Lise Faron, de la Cimade, a dénoncé lundi sur franceinfo le projet de loi asile et immigration du gouvernement qu'elle juge répressif et dangereux.

Des tentes occupées par des migrants à côté du canal Saint-Martin à Paris en février 2018.
Des tentes occupées par des migrants à côté du canal Saint-Martin à Paris en février 2018. (PATRICK KOVARIK / AFP)

Le projet de loi asile et immigration a été remis au gouvernement par le député LREM Aurélien Taché lundi 19 février. Le texte contient 72 propositions et sera présenté mercredi en Conseil des ministres. Pour Lise Faron, responsable des questions droit et séjour de la Cimade qui accompagne les personnes étrangères dans la défense de leurs droits, ce texte est avant tout répressif et dangereux.

franceinfo : Quel est votre sentiment à la lecture de ce rapport ?

Lise Faron : C'est un texte très grave et dangereux. Il risque de dégrader gravement la situation d'un grand nombre de personnes étrangères en France, qu'elles soient installées pour des raisons familiales, professionnelles ou des personnes en demande d'asile. Ce n'est pas un texte dans lequel on trouve un équilibre entre politique d'humanité et de fermeté comme l'annoncerait le gouvernement. Il est axé sur la répression et la réduction des droits des personnes migrantes en France. Il renforce les dispositifs répressifs d'expulsion du territoire et on trouve très peu de dispositions que l'on pourrait juger favorables pour rattraper l'ensemble.

Gérard Collomb, dit qu'il veut simplifier le droit au séjour. Pour vous cela va se traduire par plus d'expulsions ?

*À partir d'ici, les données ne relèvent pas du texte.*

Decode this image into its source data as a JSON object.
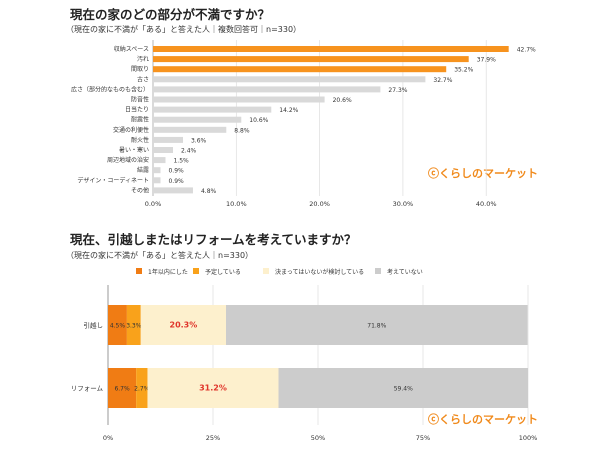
{
  "chart_data": [
    {
      "type": "bar",
      "orientation": "horizontal",
      "title": "現在の家のどの部分が不満ですか？",
      "subtitle": "（現在の家に不満が「ある」と答えた人｜複数回答可｜n=330）",
      "categories": [
        "収納スペース",
        "汚れ",
        "間取り",
        "古さ",
        "広さ（部分的なものも含む）",
        "防音性",
        "日当たり",
        "耐震性",
        "交通の利便性",
        "耐火性",
        "暑い・寒い",
        "周辺地域の治安",
        "結露",
        "デザイン・コーディネート",
        "その他"
      ],
      "values": [
        42.7,
        37.9,
        35.2,
        32.7,
        27.3,
        20.6,
        14.2,
        10.6,
        8.8,
        3.6,
        2.4,
        1.5,
        0.9,
        0.9,
        4.8
      ],
      "highlight_top": 3,
      "colors": {
        "highlight": "#f7931e",
        "other": "#d9d9d9"
      },
      "xlim": [
        0,
        45
      ],
      "xticks": [
        "0.0%",
        "10.0%",
        "20.0%",
        "30.0%",
        "40.0%"
      ],
      "xtick_values": [
        0,
        10,
        20,
        30,
        40
      ],
      "grid": true
    },
    {
      "type": "bar",
      "orientation": "horizontal",
      "stacked": true,
      "title": "現在、引越しまたはリフォームを考えていますか？",
      "subtitle": "（現在の家に不満が「ある」と答えた人｜n=330）",
      "categories": [
        "引越し",
        "リフォーム"
      ],
      "series": [
        {
          "name": "1年以内にした",
          "values": [
            4.5,
            6.7
          ],
          "color": "#f07c14"
        },
        {
          "name": "予定している",
          "values": [
            3.3,
            2.7
          ],
          "color": "#f9a21b"
        },
        {
          "name": "決まってはいないが検討している",
          "values": [
            20.3,
            31.2
          ],
          "color": "#fdf0cd"
        },
        {
          "name": "考えていない",
          "values": [
            71.8,
            59.4
          ],
          "color": "#cccccc"
        }
      ],
      "xlim": [
        0,
        100
      ],
      "xticks": [
        "0%",
        "25%",
        "50%",
        "75%",
        "100%"
      ],
      "xtick_values": [
        0,
        25,
        50,
        75,
        100
      ],
      "grid": true,
      "legend": "top"
    }
  ],
  "logo": "くらしのマーケット"
}
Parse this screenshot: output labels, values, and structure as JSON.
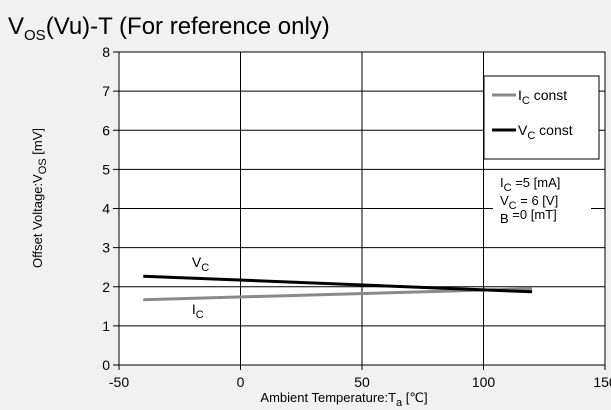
{
  "chart_data": {
    "type": "line",
    "title": {
      "main": "V",
      "sub": "OS",
      "rest": "(Vu)-T (For reference only)"
    },
    "xlabel": {
      "pre": "Ambient Temperature:T",
      "sub": "a",
      "post": " [℃]"
    },
    "ylabel": {
      "pre": "Offset Voltage:V",
      "sub": "OS",
      "post": " [mV]"
    },
    "xlim": [
      -50,
      150
    ],
    "ylim": [
      0,
      8
    ],
    "x_ticks": [
      "-50",
      "0",
      "50",
      "100",
      "150"
    ],
    "y_ticks": [
      "0",
      "1",
      "2",
      "3",
      "4",
      "5",
      "6",
      "7",
      "8"
    ],
    "grid": true,
    "legend_position": "top-right",
    "series": [
      {
        "name": "I_C const",
        "legend": {
          "base": "I",
          "sub": "C",
          "rest": " const"
        },
        "label": {
          "base": "I",
          "sub": "C"
        },
        "label_at": [
          -20,
          1.3
        ],
        "color": "#8a8a8a",
        "x": [
          -40,
          120
        ],
        "y": [
          1.67,
          1.95
        ]
      },
      {
        "name": "V_C const",
        "legend": {
          "base": "V",
          "sub": "C",
          "rest": " const"
        },
        "label": {
          "base": "V",
          "sub": "C"
        },
        "label_at": [
          -20,
          2.5
        ],
        "color": "#000000",
        "x": [
          -40,
          120
        ],
        "y": [
          2.27,
          1.87
        ]
      }
    ],
    "conditions": [
      {
        "base": "I",
        "sub": "C",
        "rest": " =5 [mA]"
      },
      {
        "base": "V",
        "sub": "C",
        "rest": " = 6  [V]"
      },
      {
        "base": "B",
        "sub": "",
        "rest": "  =0 [mT]"
      }
    ]
  }
}
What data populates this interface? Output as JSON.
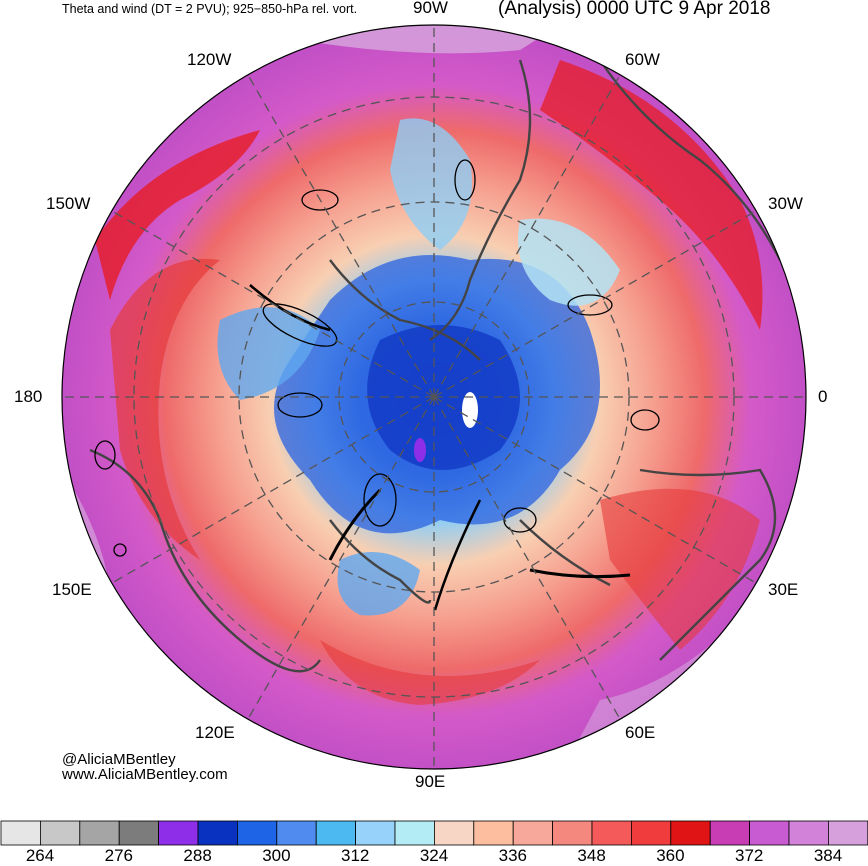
{
  "header": {
    "left_title": "Theta and wind (DT = 2 PVU); 925−850-hPa rel. vort.",
    "right_title": "(Analysis) 0000 UTC 9 Apr 2018"
  },
  "map": {
    "projection": "polar-stereographic-north",
    "longitude_labels": {
      "top": "90W",
      "top_right": "60W",
      "upper_right": "30W",
      "right": "0",
      "lower_right": "30E",
      "bottom_right": "60E",
      "bottom": "90E",
      "bottom_left": "120E",
      "lower_left": "150E",
      "left": "180",
      "upper_left": "150W",
      "top_left": "120W"
    },
    "colors": {
      "cold_core": "#1a4fd6",
      "mid_blue": "#5fa8f0",
      "light_blue": "#b3e3f5",
      "peach": "#f8c9a8",
      "salmon": "#f48a80",
      "red": "#e81818",
      "magenta": "#c94fc9",
      "lavender": "#d6a2dc"
    }
  },
  "credits": {
    "handle": "@AliciaMBentley",
    "website": "www.AliciaMBentley.com"
  },
  "colorbar": {
    "colors": [
      "#e6e6e6",
      "#c8c8c8",
      "#a5a5a5",
      "#7c7c7c",
      "#8f2ee8",
      "#0a32c0",
      "#1e64e6",
      "#508cf0",
      "#4cbaf0",
      "#96d2fa",
      "#b4ecf5",
      "#f8d6c6",
      "#fcbe9e",
      "#f8a89a",
      "#f4877e",
      "#f45a5a",
      "#f03c3c",
      "#e01414",
      "#c83cb4",
      "#c85ad2",
      "#d282d8",
      "#d6a0dc"
    ],
    "tick_labels": [
      "264",
      "276",
      "288",
      "300",
      "312",
      "324",
      "336",
      "348",
      "360",
      "372",
      "384"
    ]
  }
}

Dans ce texte, on ne voit pas beaucoup de mesures de simplification de droit au séjour, mais plutôt des mesures d'expulsion. Typiquement, l'allongement de la durée de rétention qui passerait de 45 jours actuellement à plus de 135 jours. L'argument principal du gouvernement serait d'avoir une meilleure efficacité de la politique de rétention, ce qui est complètement faux. Toutes les observations montrent le contraire : l'essentiel des expulsions se font au début de la rétention. En revanche, en matière de séjour, il y a très peu de choses. Il y quelques dispositions pour faciliter le séjour des personnes que nous appelons de l'immigration choisie, des personnes diplômées. Mais pour les personnes là depuis plusieurs années, des travailleurs sans-papiers ou des personnes ayant des attaches familiales, il n'y a aucune mesure proposée.

Y a-t-il eu concertation avec les associations ?

Non, ça n'a pas été le cas. Et même quand il y en a, nos arguments sont balayés d'un revers de main. Il y a un vrai problème de prise en compte des remontées des associations.